On the sea

Nuestras vidas son los rĂ­os que van a dar en la mar, que es el morir–“Coplas” Manrique Are our lives like rivers that run to the sea, which is death? Three quarters of the world, or perhaps even a little more, is covered with water. The sea is vast, deep, anonymous, unknowable. We pride ourselves in our positivist investigations of the oceans, but I get the feeling that the more we know, the more we don’t know. We have both a past and present of raping the seas for their riches–fish, whales, beaches, salt, transportation. Take it from the sea, no one cares; dump it in the sea, no one cares; spill it in the sea, and kill everything in a thirty mile radius. We have fought wars on the seas, but the outcomes have never, ever meant a thing in the grand scheme of the universe. We sink ships, let the victims float away, and the sea remains the same, zealously giving up her dead. The waves roll into the shore, and ships and boats bob in the distance, testing their luck against the unrelenting motion of the sea. The sea is transcendent, universal, an entity out of time; its rhythms ceaselessly hammer its stone boundaries, which eventually erode, break down, wash away, and turn to sand. There are those creatures that have learned to survive in the waves by letting themselves wash to and fro with the tides. Human hubris may challenge the seas, but long after the ships and subs, deep submersibles and bathyscaphes, have gone, the sea will still be there, indifferent, rising and falling. If the sea is death, then it must also be life because those two concepts can only exist together as one. This has been as true since creation, and it will be true when the sun goes out in some distant future.

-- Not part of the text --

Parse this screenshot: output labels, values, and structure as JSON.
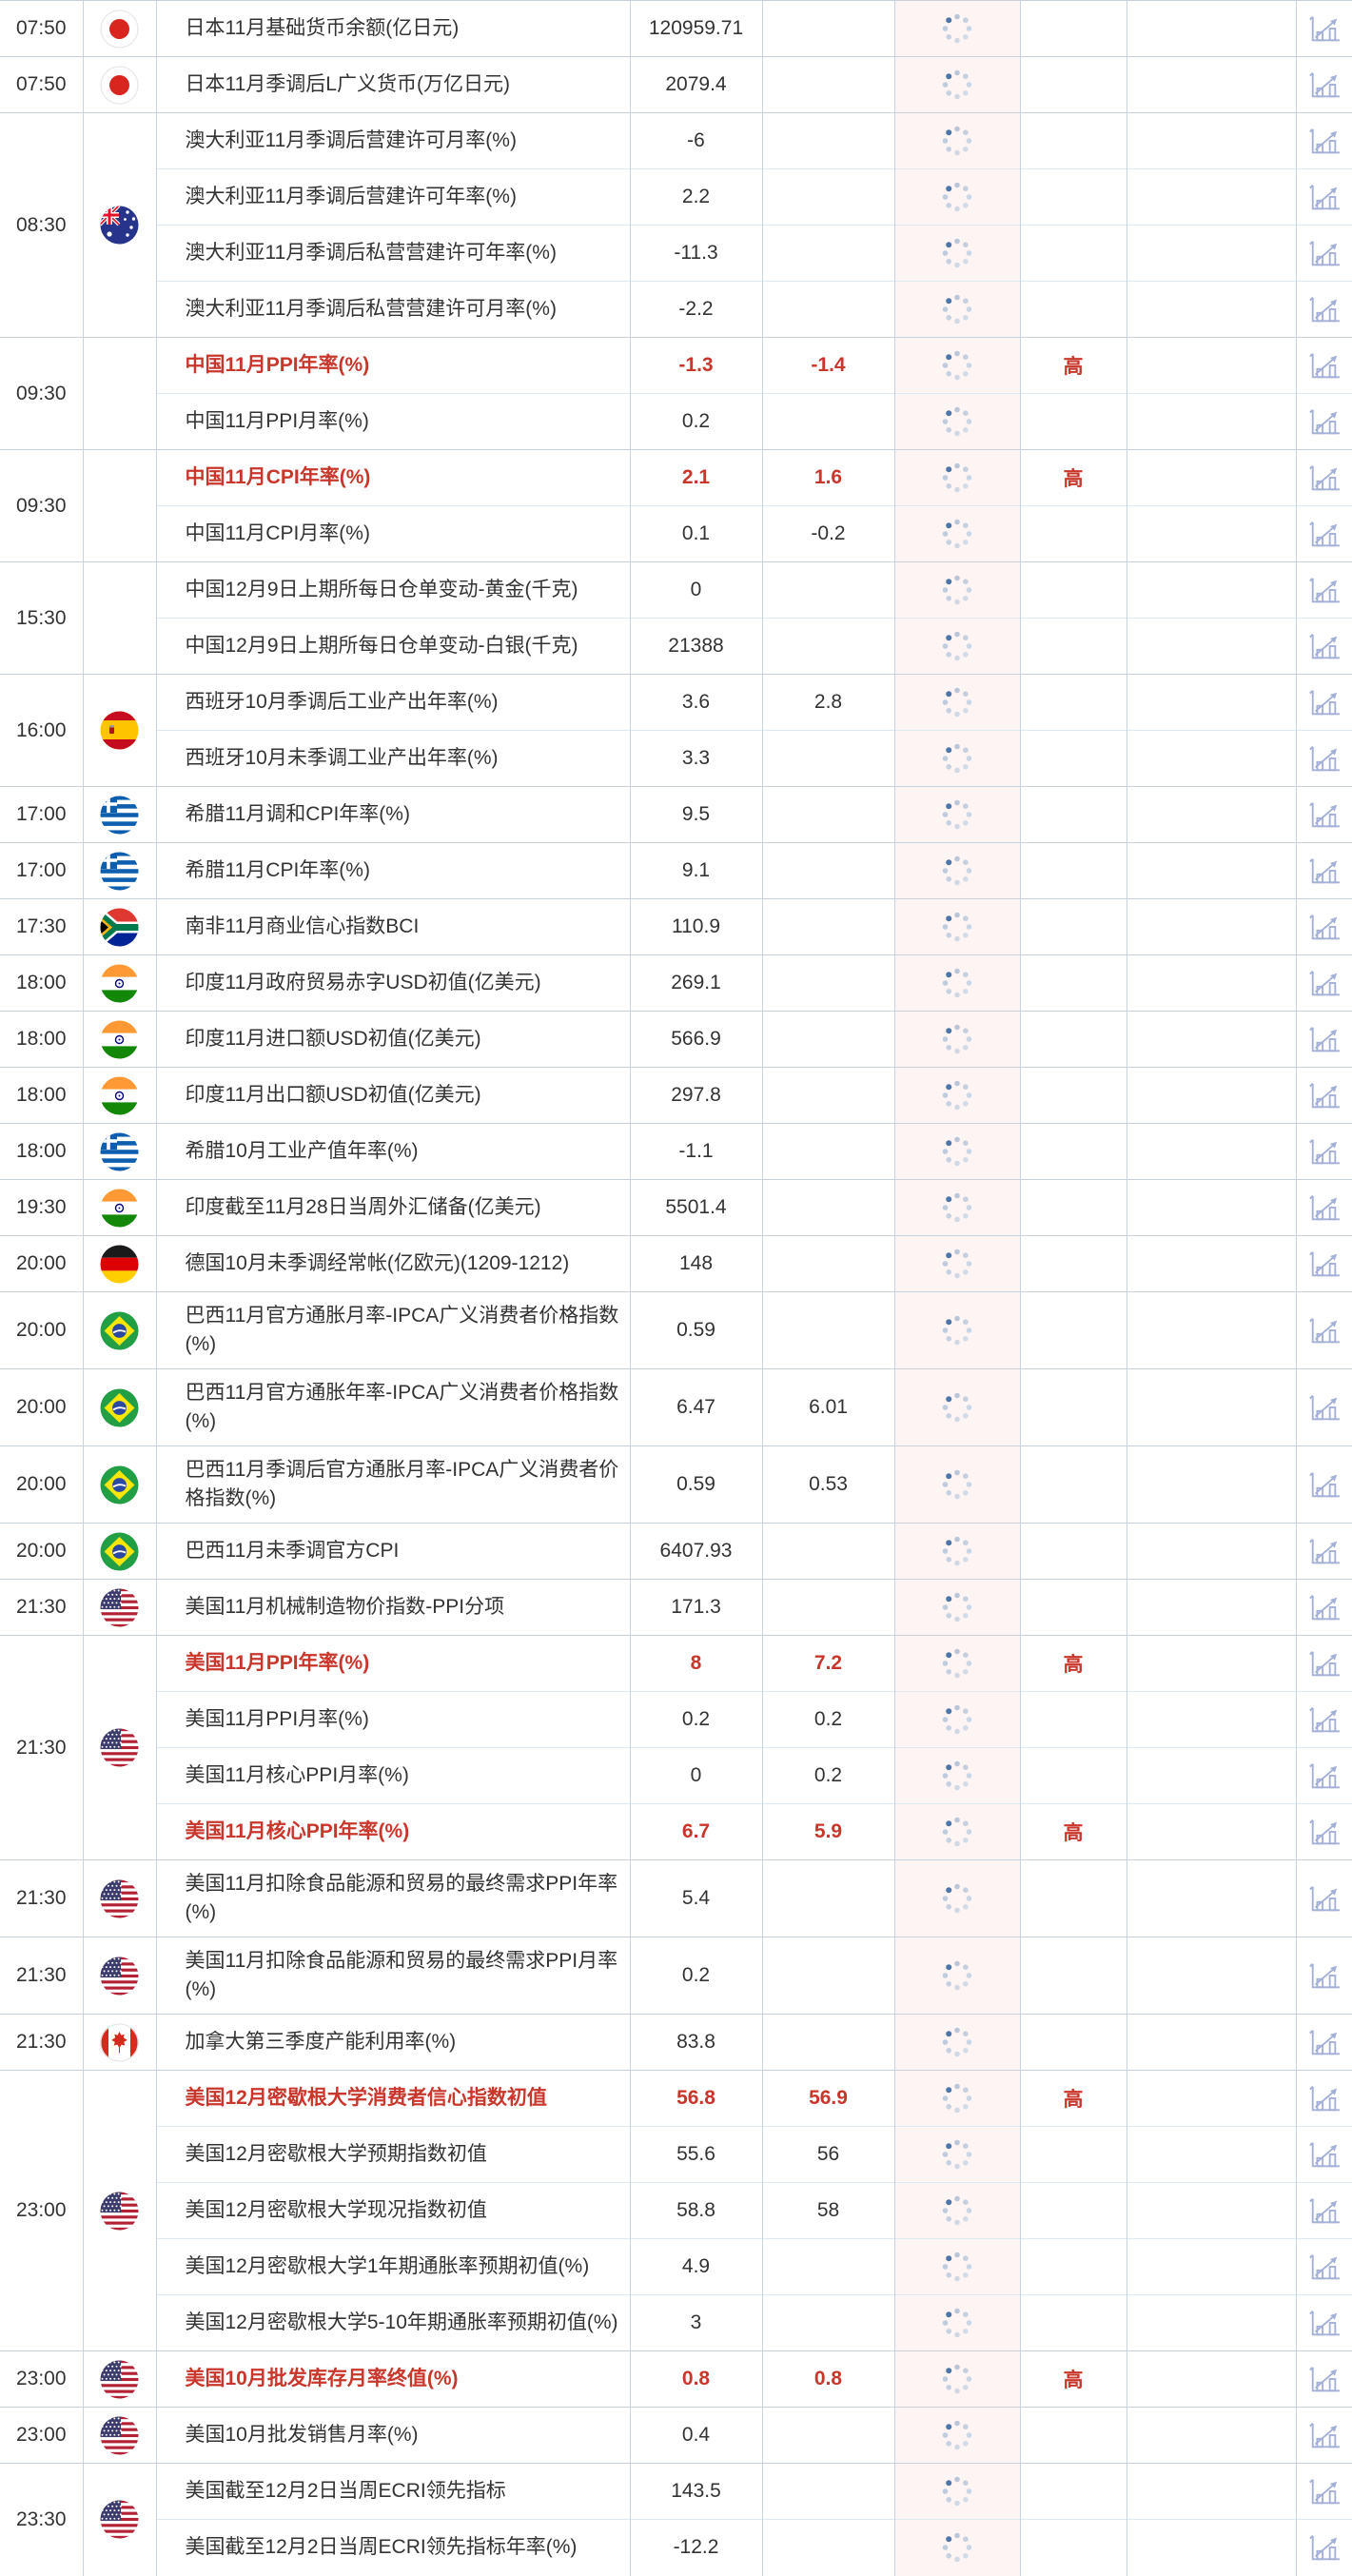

We may paddle around and take specimens, do experiments and write papers, we may describe and predict the tides, study salinity, categorize new species, even learn to swim. Perhaps we can even learn from those humble creatures that live in the tidal pools that live and die with the tides as the sea washes over them. The sea is more than a metaphor, but it also more than just a body of water. So our lives, as Manrique says, are like rivers, big and small, and they all do run to the sea. We pick the biggest, most unknowable sign as the metaphor for death because no one ever returns from that voyage.